Perhaps overlooked in what was a busy week is how the opposition to what is the central provision of what has been called Comprehensive Immigration Reform collapsed, and how a clear national consensus to offer undocumented immigrants legal work status and a path to citizenship has emerged.  This is no small accomplishment, no small development in what has been a very difficult debate, and must be seen as a tremendous victory for Senator Kennedy and those advocating sensible reform.

This opposition, which now includes Republican Presidential candidate Mitt Romney, while it has had many components, has been led since late 2005 by Congressional Republicans.  Their goal was to defeat any bill that had legalized the work status and offered a path to citizenship to the 12 million undocumented immigrants and their families.  Ten of millions of dollars of ads were run in races across the country demonizing Hispanic immigrants and supporters of sensible reform, and in many cases, the ads compared Mexican immigrants to Muslim terrorists.   It was a central plank of virtually every Republican campaign in the nation, from Rick Santorum to JD Hayworth.  While the President and some Senators, led by John McCain, opposed this strategy, they failed to persuade their colleagues and the ads and the campaign continued.

This strategy, of course, didn’t work, and I believe was one of the most significant political miscalculations of a political party in the modern era.  The Republicans demonization of immigrants, reminiscent of Pete Wilson’s efforts in California in the 1990s cost their Party in three ways: first, it has tremendous opportunity costs.  The hundreds of millions of dollars of paid and free media they invested in the issue gained them little or nothing politically.  This money and time and message could have been spent much more productively for them in other ways.  Second, it deeply angered Hispanics, the fastest growing part of the American electorate.  Hispanics swung 20 points to the Democrats and their turnout went up 33% from 2002.  And finally, it reinforced the central argument of the Democrats in 2006 – that Republicans were more interested in politics than solving the big problems facing the nation.  The national GOP whipped up a national frenzy around our “broken borders,” never offered a cogent solution to what is a very real problem and then blocked a sensible bi-partisan effort that would have gone a long way to mending our broken immigration system.

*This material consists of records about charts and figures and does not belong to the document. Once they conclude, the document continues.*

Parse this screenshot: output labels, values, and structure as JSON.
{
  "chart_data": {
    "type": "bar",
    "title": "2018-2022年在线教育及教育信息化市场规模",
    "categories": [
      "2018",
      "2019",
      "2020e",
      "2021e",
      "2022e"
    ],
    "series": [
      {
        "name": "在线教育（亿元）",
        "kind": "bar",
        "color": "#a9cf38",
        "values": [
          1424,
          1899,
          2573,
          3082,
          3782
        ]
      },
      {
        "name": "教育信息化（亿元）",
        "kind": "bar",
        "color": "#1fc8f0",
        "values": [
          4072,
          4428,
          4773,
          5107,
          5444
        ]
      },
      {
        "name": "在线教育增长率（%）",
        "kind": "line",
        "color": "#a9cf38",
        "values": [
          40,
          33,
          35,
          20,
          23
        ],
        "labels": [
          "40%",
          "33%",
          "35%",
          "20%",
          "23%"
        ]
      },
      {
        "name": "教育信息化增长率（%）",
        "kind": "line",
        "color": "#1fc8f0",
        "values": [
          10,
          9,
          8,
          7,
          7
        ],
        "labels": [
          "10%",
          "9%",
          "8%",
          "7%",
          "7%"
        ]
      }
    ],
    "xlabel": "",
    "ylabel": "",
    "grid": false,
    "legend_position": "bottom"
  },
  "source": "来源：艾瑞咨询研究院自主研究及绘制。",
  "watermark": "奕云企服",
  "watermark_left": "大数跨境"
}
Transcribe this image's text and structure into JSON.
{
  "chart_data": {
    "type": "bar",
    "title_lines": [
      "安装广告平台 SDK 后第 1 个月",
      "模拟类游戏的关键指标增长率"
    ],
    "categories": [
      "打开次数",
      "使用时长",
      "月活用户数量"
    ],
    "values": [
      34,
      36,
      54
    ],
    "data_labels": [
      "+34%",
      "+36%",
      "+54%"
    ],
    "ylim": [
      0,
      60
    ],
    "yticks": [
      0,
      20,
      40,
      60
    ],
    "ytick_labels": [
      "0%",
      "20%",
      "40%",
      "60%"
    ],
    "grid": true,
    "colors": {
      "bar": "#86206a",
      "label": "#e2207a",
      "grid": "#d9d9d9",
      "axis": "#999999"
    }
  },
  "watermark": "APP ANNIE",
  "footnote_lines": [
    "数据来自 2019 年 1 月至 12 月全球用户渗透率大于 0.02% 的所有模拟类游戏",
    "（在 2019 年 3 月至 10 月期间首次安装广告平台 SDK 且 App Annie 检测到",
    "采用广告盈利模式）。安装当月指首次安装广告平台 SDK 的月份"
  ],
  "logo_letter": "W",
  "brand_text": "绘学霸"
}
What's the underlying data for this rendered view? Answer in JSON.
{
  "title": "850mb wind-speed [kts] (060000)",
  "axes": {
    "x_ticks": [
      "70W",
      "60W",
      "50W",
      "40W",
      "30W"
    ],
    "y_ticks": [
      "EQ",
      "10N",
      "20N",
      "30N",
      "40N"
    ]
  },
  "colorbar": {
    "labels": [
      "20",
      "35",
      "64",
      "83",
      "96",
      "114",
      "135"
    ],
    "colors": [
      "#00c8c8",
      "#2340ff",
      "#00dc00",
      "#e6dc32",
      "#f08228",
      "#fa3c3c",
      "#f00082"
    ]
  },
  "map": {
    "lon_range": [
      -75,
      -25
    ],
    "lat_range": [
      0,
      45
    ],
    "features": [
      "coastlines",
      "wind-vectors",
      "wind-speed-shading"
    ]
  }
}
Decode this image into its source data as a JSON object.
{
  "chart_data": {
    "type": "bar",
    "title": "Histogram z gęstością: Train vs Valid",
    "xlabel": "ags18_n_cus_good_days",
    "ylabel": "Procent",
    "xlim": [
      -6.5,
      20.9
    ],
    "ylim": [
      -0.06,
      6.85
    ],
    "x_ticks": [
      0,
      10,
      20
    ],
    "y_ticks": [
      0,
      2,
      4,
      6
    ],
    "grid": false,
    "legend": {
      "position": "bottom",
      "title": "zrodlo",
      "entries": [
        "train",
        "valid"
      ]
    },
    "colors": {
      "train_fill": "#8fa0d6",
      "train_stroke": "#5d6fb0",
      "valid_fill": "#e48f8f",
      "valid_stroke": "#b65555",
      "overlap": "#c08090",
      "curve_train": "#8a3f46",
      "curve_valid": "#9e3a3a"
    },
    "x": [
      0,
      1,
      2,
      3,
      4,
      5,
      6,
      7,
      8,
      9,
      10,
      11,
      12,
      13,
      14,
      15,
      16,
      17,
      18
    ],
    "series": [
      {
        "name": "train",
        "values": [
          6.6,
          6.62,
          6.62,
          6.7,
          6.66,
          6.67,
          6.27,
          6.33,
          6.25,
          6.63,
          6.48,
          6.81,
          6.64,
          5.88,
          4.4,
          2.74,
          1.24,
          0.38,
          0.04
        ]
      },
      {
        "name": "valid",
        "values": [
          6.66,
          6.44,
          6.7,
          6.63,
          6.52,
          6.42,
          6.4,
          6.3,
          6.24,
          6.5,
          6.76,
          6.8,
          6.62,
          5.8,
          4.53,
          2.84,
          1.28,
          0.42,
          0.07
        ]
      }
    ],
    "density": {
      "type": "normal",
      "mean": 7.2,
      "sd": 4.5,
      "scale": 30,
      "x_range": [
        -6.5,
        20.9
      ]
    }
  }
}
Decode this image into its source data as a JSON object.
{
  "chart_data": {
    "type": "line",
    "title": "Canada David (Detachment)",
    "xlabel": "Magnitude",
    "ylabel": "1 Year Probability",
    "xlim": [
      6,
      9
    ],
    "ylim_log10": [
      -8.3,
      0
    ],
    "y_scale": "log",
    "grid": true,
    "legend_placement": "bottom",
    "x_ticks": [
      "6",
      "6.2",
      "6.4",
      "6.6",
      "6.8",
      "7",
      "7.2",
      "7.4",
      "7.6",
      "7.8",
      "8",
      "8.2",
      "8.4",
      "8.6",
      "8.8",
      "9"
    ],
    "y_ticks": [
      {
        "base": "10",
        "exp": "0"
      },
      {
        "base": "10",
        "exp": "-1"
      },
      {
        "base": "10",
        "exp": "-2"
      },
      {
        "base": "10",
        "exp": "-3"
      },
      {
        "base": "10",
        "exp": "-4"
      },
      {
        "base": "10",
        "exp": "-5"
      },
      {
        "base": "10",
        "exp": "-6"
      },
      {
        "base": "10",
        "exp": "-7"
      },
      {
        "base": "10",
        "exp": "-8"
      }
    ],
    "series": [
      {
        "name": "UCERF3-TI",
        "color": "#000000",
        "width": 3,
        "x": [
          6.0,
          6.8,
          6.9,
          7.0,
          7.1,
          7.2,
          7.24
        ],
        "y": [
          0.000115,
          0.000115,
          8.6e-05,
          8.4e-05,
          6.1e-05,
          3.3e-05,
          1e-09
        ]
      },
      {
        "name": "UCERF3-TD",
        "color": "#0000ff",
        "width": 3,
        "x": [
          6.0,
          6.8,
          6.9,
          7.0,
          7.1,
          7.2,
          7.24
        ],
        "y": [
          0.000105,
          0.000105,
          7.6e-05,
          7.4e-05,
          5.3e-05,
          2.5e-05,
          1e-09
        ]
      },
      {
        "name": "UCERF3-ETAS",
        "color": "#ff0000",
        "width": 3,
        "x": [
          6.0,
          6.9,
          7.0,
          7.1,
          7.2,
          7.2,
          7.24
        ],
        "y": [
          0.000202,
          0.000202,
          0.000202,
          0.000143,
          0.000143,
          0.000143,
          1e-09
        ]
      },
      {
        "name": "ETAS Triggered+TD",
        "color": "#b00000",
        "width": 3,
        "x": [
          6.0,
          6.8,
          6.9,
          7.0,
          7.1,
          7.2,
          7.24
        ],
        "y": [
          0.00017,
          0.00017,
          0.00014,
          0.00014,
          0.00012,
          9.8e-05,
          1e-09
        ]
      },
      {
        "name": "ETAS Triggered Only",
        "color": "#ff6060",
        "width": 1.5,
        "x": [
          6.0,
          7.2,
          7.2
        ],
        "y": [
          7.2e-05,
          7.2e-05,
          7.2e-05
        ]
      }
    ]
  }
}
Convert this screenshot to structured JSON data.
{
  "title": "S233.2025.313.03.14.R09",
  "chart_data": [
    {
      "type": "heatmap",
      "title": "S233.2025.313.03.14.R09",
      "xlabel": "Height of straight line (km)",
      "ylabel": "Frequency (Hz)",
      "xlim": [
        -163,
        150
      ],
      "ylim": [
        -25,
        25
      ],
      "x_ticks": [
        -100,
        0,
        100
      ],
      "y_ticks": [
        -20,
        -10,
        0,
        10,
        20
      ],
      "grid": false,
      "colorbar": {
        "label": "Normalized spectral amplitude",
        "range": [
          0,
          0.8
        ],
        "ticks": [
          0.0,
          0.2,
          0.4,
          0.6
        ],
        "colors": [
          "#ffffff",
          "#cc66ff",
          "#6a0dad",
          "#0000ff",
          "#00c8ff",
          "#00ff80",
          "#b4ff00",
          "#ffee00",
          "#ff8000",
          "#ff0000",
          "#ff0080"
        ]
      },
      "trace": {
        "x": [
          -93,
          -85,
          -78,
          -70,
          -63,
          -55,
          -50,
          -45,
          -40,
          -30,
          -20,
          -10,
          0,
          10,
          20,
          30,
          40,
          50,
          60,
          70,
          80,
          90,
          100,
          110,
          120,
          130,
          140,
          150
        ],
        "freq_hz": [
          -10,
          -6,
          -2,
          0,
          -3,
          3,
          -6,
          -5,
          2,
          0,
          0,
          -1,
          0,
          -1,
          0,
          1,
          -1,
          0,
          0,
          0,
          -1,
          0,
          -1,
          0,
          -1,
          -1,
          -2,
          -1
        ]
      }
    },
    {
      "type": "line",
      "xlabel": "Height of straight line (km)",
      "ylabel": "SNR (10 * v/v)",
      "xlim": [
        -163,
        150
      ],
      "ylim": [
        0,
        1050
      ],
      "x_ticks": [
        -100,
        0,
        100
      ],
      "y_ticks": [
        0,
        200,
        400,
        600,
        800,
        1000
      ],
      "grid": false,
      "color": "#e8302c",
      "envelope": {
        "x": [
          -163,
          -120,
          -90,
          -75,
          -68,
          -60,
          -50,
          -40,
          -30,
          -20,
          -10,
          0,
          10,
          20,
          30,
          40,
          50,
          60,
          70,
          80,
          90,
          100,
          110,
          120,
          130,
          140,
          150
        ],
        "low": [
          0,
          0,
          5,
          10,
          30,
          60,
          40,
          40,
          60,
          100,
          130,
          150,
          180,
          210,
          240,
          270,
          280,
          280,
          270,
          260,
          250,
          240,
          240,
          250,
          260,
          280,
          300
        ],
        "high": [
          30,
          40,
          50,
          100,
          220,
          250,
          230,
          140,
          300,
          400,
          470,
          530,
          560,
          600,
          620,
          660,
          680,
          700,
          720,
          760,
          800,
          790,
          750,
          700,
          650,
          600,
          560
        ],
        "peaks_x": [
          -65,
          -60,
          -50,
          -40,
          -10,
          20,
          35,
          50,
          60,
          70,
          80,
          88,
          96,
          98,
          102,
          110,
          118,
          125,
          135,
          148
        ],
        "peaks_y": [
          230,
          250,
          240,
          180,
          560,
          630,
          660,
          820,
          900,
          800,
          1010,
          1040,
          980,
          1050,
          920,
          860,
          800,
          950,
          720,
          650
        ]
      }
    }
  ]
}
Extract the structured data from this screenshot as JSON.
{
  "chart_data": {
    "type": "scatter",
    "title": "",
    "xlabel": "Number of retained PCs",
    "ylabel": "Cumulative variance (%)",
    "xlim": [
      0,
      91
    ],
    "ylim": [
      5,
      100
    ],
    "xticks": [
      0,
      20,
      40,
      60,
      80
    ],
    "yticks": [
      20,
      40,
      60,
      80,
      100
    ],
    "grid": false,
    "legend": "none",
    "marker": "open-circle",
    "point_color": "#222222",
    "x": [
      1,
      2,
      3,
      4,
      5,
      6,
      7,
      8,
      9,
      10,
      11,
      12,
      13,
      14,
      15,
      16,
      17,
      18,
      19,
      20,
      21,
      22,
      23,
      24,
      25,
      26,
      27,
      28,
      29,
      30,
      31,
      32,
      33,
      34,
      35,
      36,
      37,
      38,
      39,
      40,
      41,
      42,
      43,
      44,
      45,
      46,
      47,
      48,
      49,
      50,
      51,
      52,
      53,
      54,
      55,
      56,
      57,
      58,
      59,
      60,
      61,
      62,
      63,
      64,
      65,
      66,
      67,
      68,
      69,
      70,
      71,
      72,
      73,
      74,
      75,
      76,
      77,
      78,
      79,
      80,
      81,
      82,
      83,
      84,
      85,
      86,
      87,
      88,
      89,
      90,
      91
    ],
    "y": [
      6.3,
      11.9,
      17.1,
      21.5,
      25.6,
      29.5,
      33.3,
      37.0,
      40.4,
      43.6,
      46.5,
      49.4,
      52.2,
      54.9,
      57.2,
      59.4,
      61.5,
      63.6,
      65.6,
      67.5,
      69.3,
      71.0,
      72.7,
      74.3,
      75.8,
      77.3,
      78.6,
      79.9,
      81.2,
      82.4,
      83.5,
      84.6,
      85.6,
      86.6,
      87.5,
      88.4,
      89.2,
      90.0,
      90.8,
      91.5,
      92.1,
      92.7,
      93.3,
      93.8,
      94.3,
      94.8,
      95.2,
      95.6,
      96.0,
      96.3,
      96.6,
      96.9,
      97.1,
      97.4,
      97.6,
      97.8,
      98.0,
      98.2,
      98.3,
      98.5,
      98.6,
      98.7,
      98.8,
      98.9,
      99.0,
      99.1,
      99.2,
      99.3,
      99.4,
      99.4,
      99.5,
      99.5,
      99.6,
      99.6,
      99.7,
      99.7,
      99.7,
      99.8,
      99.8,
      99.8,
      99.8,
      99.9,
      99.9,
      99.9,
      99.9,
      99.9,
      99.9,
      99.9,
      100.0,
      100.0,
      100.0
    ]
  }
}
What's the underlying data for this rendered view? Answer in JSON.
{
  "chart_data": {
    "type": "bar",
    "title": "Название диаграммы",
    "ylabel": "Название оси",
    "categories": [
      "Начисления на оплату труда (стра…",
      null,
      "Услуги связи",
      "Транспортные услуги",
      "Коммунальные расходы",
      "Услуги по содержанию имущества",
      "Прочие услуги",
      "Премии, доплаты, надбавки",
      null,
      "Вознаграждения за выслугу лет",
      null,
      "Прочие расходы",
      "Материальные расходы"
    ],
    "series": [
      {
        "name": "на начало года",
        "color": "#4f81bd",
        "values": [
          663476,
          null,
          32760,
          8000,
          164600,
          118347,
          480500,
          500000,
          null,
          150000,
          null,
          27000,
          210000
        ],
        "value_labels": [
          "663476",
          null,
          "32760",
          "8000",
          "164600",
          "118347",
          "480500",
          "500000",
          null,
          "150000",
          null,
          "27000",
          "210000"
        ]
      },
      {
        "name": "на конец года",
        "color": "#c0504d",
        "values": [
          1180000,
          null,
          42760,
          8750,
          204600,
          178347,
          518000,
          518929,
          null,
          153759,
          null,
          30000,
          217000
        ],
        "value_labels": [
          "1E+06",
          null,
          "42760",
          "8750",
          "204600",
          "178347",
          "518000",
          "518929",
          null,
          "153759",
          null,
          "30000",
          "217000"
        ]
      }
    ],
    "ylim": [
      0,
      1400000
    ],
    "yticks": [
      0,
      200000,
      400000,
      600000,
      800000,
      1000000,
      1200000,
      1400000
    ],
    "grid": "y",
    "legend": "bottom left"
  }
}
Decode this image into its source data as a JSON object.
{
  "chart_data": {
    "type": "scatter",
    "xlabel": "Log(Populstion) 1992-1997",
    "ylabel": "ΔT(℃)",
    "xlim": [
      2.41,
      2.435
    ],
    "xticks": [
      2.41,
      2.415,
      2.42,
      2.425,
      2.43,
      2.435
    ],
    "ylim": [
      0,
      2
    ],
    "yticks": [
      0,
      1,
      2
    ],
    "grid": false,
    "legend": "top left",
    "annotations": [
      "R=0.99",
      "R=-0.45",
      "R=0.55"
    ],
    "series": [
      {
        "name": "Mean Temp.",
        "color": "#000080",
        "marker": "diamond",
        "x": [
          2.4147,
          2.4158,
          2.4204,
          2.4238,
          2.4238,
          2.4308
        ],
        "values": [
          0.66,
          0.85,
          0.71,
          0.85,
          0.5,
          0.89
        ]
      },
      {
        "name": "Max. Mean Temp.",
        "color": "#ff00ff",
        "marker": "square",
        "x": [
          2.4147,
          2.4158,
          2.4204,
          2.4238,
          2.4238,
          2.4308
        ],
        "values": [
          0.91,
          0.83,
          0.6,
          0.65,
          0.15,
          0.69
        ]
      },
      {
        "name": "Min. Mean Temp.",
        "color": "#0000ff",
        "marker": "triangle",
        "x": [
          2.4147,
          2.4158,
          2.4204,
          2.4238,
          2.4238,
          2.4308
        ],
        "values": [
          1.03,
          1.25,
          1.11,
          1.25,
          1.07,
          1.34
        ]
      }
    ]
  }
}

Which brings us to this week.  While we believe the new Senate bill needs further improvement, there should be little doubt that the Republican Party, Republicans in the Senate and the American people have joined the Democrats in embracing the central tenet of what progressives have fought for in this debate – a path to citizenship.  Opponents to the 2006 Senate bill like John Kyl have now embraced the citizenship provisions.  The new Chair of the RNC is a pro-immigration reform Hispanic immigrant, Mel Martinez.  And a new New York Times poll out today shows two-thirds of the nation now supporting a path to citizenship for undocumented immigrants (

While there is a long way to go in this debate, their should be little doubt now that the nation and the leaders of both parties have come to consensus on one central tenet of the immigration debate – there must be a path to citizenship for undocumented immigrants.  For those of us in the trenches on this tough and important issue, we should sit back and recognize that for all the anger and contention significant progress has been made, and it is now much more likely that the lives of 12 million people will be dramatically improved this year. 

Finally, it should be noted that yesterday the Congress voted overwhelmingly to raise the minimum wage.  This has been a very high priority for NDN, and coupled with the progress made on immigration reform, demonstrates that this new Congress is taking the necessary steps to help improve the lives of those people in the United States struggling the hardest to get ahead.  If immigration reform passes this year, tens of millions of families will have had their lives directly affected, and improved, by the actions of this new Congress.  Given the inaction of recent years, these are no small accomplishments for Leader Reid and Speaker Pelosi.